The story of health care access and outcomes has not been an uplifting or positive one for many Alabama citizens. In the first article focusing on health care access, Danne Howard, executive vice president of the Alabama Hospital Association, is quoted as saying, “I don’t think I’ve ever felt this hopeless and this concerned for the health care delivery system in our state. … What’s going on now is not one thing in particular. It’s the convergence of a number of things that have been going on for years as well as new things that have just started happening.”
This “perfect storm” for health care access in Alabama is creating a nightmare for many Alabamians.
In 62 of Alabama’s 67 counties there are not enough physicians to meet local needs. Three counties don’t have a full-time dentist. One county doesn’t have a doctor at all. Seven counties don’t have a hospital and 13 lack a single life-sustaining dialysis clinic. Alabama’s Black Belt is experiencing an outbreak of tuberculosis with a rate of infection that’s “almost a hundred times the national average, and higher than the rates in India, Kenya and Haiti.”

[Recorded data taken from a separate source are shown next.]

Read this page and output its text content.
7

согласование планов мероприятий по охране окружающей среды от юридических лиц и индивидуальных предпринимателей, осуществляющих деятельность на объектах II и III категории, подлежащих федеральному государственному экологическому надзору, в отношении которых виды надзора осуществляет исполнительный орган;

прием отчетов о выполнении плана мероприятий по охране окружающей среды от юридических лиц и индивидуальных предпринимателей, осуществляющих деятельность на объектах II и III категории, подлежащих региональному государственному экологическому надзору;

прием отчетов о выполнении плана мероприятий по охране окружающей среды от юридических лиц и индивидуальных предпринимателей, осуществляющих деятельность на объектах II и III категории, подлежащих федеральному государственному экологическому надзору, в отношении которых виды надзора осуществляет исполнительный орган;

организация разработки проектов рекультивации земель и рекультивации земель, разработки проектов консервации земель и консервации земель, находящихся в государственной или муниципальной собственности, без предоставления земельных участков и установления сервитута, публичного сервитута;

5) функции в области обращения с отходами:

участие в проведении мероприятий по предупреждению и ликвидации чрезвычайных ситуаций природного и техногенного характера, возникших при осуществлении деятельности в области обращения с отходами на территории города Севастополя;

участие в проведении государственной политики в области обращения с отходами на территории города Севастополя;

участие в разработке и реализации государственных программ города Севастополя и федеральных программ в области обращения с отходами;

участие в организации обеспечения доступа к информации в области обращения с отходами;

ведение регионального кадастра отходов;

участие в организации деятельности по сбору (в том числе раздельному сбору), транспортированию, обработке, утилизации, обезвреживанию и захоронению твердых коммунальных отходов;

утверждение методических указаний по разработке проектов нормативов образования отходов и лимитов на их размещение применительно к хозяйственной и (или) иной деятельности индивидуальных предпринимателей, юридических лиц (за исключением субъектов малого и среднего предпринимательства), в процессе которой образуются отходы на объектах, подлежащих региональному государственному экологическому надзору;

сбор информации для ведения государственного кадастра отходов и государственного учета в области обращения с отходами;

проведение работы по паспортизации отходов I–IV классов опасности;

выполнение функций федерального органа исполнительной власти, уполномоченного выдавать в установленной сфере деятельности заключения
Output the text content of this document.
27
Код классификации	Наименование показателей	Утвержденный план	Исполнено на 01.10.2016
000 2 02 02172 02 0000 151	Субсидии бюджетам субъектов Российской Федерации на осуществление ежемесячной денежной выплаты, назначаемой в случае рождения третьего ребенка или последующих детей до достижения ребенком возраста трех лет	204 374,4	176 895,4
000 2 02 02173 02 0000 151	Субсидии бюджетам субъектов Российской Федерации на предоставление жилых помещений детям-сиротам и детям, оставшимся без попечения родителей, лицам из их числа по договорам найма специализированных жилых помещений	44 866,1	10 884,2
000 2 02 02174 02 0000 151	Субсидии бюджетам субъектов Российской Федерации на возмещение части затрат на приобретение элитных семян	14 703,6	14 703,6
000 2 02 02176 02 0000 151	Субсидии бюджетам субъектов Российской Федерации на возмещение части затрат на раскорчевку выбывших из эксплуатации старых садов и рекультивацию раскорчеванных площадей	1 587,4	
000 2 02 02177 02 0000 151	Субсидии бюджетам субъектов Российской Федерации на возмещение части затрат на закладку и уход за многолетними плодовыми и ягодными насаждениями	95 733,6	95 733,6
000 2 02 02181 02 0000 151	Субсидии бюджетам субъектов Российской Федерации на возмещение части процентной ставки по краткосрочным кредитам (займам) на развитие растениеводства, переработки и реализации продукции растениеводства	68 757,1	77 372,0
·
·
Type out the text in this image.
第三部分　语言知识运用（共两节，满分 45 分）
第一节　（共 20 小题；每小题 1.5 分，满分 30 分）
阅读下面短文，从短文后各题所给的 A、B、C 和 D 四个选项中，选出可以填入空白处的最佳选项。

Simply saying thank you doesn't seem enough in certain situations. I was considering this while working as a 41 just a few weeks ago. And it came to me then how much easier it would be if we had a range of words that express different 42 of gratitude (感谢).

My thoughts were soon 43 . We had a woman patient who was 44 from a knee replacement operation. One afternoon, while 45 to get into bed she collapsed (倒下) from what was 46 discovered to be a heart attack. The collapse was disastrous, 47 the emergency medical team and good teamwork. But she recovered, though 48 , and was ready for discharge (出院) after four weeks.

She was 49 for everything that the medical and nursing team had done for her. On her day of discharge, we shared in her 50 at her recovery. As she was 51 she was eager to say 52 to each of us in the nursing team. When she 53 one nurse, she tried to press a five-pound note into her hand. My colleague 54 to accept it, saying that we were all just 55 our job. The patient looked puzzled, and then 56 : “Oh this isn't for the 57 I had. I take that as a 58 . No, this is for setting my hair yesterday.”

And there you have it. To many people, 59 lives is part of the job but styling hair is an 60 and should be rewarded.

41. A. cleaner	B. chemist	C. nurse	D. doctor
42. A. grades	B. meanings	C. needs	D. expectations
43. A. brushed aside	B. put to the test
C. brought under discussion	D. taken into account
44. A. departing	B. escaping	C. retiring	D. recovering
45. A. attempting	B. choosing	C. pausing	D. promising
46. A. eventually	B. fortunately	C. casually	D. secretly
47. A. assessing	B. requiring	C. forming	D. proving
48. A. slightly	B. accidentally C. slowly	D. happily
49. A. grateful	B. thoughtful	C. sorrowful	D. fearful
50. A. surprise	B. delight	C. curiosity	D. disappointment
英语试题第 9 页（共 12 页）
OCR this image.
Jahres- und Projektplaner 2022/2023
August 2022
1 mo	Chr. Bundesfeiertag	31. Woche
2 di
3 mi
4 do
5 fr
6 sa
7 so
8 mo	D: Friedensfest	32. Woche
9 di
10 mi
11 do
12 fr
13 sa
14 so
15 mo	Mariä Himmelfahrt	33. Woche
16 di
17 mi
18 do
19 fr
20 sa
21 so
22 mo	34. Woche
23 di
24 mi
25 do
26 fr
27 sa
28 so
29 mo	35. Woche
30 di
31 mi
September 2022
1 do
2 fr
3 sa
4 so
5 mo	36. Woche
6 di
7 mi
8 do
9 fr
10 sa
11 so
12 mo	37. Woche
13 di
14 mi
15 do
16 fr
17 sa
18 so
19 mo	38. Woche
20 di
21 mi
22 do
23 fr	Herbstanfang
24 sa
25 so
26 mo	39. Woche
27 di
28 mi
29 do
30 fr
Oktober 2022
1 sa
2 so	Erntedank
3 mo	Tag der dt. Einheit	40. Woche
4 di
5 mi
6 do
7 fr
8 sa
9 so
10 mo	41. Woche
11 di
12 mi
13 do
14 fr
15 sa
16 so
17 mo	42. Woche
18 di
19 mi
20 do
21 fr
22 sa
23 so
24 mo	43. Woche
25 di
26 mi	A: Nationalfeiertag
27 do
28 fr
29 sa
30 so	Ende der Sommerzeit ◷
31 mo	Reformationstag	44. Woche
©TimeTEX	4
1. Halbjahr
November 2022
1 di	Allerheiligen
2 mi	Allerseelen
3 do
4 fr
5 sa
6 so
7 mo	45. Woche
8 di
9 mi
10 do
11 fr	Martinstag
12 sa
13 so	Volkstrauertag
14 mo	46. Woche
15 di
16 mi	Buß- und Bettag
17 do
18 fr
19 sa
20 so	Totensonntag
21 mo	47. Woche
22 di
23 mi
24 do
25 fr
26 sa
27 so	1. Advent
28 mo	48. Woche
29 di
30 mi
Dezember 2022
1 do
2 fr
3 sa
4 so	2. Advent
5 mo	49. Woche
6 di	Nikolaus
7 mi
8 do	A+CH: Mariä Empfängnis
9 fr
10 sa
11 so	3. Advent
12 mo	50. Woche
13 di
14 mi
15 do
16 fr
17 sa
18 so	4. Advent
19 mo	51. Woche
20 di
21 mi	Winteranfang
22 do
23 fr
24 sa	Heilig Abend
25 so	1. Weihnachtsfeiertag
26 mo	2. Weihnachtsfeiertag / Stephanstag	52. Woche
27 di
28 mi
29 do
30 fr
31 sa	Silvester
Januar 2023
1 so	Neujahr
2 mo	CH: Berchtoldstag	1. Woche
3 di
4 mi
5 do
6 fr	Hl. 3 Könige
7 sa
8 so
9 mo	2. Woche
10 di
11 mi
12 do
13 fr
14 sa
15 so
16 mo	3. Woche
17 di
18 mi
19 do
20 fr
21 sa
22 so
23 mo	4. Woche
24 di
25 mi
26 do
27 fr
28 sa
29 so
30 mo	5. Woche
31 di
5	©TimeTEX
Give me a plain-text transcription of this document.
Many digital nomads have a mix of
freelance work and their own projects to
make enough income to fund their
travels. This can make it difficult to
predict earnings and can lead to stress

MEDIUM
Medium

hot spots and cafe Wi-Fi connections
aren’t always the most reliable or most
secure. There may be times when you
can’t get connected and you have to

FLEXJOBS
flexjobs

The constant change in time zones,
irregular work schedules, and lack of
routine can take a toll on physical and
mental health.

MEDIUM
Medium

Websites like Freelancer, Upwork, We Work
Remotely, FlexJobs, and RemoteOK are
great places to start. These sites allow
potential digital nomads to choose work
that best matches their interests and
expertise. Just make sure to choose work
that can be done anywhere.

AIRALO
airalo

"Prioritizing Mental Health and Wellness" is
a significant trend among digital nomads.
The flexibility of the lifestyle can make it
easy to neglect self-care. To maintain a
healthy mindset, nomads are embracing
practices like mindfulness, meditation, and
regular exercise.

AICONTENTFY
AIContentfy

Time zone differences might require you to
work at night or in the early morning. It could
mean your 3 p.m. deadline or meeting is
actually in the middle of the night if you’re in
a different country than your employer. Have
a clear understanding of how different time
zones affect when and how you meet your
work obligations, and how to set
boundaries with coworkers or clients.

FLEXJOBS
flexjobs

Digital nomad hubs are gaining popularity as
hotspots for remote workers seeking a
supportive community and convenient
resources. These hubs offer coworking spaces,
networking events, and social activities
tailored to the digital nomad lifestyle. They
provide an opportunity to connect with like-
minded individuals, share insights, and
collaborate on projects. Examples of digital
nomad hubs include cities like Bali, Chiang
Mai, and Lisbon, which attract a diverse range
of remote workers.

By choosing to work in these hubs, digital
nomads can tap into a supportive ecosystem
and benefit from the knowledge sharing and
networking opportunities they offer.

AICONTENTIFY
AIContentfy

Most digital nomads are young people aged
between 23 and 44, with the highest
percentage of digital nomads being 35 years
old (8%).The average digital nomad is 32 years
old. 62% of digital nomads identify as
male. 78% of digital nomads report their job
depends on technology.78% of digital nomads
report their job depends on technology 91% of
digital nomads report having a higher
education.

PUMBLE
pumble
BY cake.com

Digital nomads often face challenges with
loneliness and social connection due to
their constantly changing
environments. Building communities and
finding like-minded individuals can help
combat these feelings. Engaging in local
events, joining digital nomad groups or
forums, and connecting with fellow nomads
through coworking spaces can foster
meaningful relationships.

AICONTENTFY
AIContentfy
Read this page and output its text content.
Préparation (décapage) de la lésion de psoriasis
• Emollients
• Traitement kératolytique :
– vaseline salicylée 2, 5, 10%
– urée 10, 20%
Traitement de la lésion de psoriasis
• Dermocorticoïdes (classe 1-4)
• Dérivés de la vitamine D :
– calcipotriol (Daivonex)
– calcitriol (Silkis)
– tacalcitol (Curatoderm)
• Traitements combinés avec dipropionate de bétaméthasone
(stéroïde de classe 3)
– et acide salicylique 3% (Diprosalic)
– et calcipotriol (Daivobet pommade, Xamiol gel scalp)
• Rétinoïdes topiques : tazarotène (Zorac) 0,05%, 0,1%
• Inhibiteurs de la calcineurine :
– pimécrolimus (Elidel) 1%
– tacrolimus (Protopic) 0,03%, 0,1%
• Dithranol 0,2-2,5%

Infamously, Alabama is first nationally in infant mortality, second in obesity and third in the prevalence of diabetes, hypertension, preterm births and low-birthweight babies. The state’s future can’t be a positive one if health care access and health care outcomes aren’t seriously, aggressively and effectively addressed. Slogans and shallow talk won’t do it. Alabama needs sound public policy. This is definitely a “leadership opportunity for the taking.”
So it is with the last two areas examined, criminal justice, and budgets and taxes. With piercing analysis and thoughtful prescriptions, experts address these issues, which are of great importance. The latter, budgets and taxes, greatly impacts the other three issues. Budgets reflect our priorities. Taxes are how we fund them. Our priorities and funding need attention.
GEDI Executive Director Dr. Joe Sumners states it quite correctly: “The state of Alabama, sadly, tends not to follow the example of its two successful major college football programs. We consistently set our sights too low. … We have become accustomed to mediocrity, or worse; indeed, it is all we have ever known.”
Breaking the chains of mediocrity that have hampered us as a state begins with expecting more from ourselves, and definitely more from those that lead us. It begins with us thinking deeply and seriously about the issues we face — and addressing them.
Hopefully, the story told in some future celebration of Alabama’s history will be of how we — in this time — decided to choose public policy excellence, not mediocrity.